There are medical interventions to help support a geriatric pregnancy and manage complications. A variety of procedures or treatments can help minimize the increased risks faced by the pregnancy’s mother and baby. Making certain dietary modifications or increasing levels of physical activity may also help avoid complications. Your healthcare provider can also instruct you about the need for additional vitamins and minerals, when you should stop therapy and what nicotine exposure is necessary, and how to maintain a healthy lifestyle. To develop a personalized prenatal care plan, it is important for you and your healthcare provider to work together. This plan should take into account your lifestyle and identify whether you may benefit from extra support along the way. Your healthcare provider may also recommend you consult with a certified nutritionist to examine your eating habits. Discussing your finances and family dynamics with a financial specialist, social worker, or counselor may be beneficial. Talking with a counselor or a psychologist about your emotions, thoughts, and experiences related to your pregnancy and parenting commitments may also be helpful. A grief specialist may help couples who have experienced multiple pregnancy losses. Additionally, laboratories and medical centers are working on screening possibilities that are more specific to maternal age along with the possibility of amniocentesis to test cell-free DNA.
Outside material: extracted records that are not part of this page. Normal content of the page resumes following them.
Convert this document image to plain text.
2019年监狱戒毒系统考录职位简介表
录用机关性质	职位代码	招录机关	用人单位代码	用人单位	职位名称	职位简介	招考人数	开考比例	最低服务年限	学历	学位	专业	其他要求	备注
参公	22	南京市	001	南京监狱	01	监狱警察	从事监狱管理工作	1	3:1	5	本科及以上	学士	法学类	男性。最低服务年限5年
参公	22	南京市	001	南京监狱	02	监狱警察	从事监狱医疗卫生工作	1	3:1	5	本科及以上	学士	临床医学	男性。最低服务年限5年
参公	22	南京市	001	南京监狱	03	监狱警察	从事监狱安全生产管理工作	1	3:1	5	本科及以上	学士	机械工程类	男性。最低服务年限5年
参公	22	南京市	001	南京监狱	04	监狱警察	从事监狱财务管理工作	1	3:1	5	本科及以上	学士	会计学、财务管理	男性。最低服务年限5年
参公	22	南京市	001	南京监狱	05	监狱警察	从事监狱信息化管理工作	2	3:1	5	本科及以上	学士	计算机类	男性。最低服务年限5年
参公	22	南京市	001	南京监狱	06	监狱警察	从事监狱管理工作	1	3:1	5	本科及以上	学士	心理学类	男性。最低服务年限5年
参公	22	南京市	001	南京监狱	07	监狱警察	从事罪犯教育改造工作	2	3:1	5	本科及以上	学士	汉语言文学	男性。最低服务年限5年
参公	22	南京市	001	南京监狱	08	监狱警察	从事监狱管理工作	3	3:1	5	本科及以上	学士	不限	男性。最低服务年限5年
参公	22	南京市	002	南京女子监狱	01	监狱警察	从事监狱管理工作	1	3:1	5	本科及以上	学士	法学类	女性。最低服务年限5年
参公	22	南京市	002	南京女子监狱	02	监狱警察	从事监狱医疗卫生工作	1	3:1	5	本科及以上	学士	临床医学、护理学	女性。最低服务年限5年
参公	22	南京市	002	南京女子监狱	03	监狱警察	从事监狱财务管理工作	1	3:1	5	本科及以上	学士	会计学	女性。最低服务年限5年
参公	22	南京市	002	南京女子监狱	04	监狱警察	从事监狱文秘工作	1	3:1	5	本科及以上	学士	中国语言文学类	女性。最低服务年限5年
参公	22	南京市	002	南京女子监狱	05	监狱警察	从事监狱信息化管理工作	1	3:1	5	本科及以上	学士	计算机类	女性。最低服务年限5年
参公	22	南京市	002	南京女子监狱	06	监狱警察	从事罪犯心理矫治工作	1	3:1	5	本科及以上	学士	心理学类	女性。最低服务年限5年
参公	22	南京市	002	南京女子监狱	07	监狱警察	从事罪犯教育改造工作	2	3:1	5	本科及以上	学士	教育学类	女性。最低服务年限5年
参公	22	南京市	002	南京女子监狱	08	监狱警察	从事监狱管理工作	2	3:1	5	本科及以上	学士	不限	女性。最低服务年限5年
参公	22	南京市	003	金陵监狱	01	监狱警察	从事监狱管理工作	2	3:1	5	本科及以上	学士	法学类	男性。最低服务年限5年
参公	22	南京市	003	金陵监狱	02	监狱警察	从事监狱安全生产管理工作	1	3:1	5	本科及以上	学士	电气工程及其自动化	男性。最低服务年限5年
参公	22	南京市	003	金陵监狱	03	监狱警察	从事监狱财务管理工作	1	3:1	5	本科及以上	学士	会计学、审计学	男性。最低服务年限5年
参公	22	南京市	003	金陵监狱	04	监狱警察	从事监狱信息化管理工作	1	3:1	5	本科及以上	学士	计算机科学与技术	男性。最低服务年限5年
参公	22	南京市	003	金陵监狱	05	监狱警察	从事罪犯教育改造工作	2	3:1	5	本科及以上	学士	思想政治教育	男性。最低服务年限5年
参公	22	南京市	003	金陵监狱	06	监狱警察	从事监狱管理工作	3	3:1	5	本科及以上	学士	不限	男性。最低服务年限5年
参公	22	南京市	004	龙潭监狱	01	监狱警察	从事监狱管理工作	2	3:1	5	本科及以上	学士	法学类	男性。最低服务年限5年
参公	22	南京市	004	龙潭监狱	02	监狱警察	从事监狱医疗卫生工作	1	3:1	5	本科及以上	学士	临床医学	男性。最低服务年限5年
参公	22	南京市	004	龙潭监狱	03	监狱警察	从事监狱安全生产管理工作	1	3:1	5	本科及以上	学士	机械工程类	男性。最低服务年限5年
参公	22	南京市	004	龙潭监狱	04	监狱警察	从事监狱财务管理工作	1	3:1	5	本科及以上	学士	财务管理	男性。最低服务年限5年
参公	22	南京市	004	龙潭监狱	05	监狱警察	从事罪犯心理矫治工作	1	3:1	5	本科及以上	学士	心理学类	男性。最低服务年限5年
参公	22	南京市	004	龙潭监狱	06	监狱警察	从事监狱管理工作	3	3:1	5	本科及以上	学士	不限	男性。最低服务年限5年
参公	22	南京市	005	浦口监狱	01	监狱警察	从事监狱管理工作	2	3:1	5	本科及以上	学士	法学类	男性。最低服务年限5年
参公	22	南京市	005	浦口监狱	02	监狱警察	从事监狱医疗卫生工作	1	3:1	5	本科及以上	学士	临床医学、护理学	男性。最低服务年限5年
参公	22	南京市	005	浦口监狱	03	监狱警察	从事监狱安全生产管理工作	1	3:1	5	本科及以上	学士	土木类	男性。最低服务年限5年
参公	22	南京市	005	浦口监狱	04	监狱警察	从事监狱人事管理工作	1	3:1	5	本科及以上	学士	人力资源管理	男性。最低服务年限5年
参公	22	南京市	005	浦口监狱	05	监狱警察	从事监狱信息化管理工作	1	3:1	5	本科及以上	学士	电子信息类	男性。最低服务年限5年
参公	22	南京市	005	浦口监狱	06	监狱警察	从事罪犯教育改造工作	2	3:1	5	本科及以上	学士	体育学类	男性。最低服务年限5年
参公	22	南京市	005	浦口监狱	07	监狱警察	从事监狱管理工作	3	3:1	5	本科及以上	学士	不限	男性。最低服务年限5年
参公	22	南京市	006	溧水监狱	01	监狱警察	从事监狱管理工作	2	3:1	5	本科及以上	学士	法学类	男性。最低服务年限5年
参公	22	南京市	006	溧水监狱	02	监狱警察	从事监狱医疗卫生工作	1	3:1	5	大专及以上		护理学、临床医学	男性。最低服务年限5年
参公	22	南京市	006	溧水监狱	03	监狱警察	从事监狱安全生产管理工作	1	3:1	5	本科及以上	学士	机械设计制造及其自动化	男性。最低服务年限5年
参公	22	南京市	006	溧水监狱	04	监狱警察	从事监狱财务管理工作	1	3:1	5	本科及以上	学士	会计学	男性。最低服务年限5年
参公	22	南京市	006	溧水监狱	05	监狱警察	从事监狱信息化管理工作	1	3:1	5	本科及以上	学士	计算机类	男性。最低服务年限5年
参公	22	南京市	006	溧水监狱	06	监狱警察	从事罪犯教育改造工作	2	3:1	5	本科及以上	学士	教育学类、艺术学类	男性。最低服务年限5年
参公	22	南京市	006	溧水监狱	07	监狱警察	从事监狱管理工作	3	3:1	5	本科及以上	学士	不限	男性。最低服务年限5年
In conclusion, the complexity of motherhood has shifted to encompass an even wider array of choices, outcomes, and pathways. Women choosing motherhood later in life deserve deep respect, compassion, and comprehensive medical care that respects their choices, educates them on the risks, and empowers them with treatment and respect. Geriatric pregnancy is a path inherently rife with complexity, and we hope the above discussion has provided a clear sense of what to expect for women considering motherhood in their 40s and beyond. Geriatric pregnancy is complicated, multifaceted, and demanding of healthcare resources, emotional energy, and the support of loved ones. Many of these important and often undiscussed realities of geriatric pregnancy can have their severity mitigated through advances in preconception counseling and prenatal care. The healthcare providers of the future must learn to speak with and best support women who are eager to start families or add to them later in life. It is the responsibility of the present and future cohort of medical professionals to support and advocate for transparent and evidence-based social policies that are advantageous for would-be and seasoned mothers. Older women deserve dignified support and conversation around their consideration of motherhood and should be the resounding authorities on the timing and size of their families in light of acquired wisdom and accrued capabilities. In conclusion, the miracle of motherhood either is or is not a concept exclusive to the young, depending on the inspired intention of the woman in her heart, informed by the reading of this lifetime amidst our support.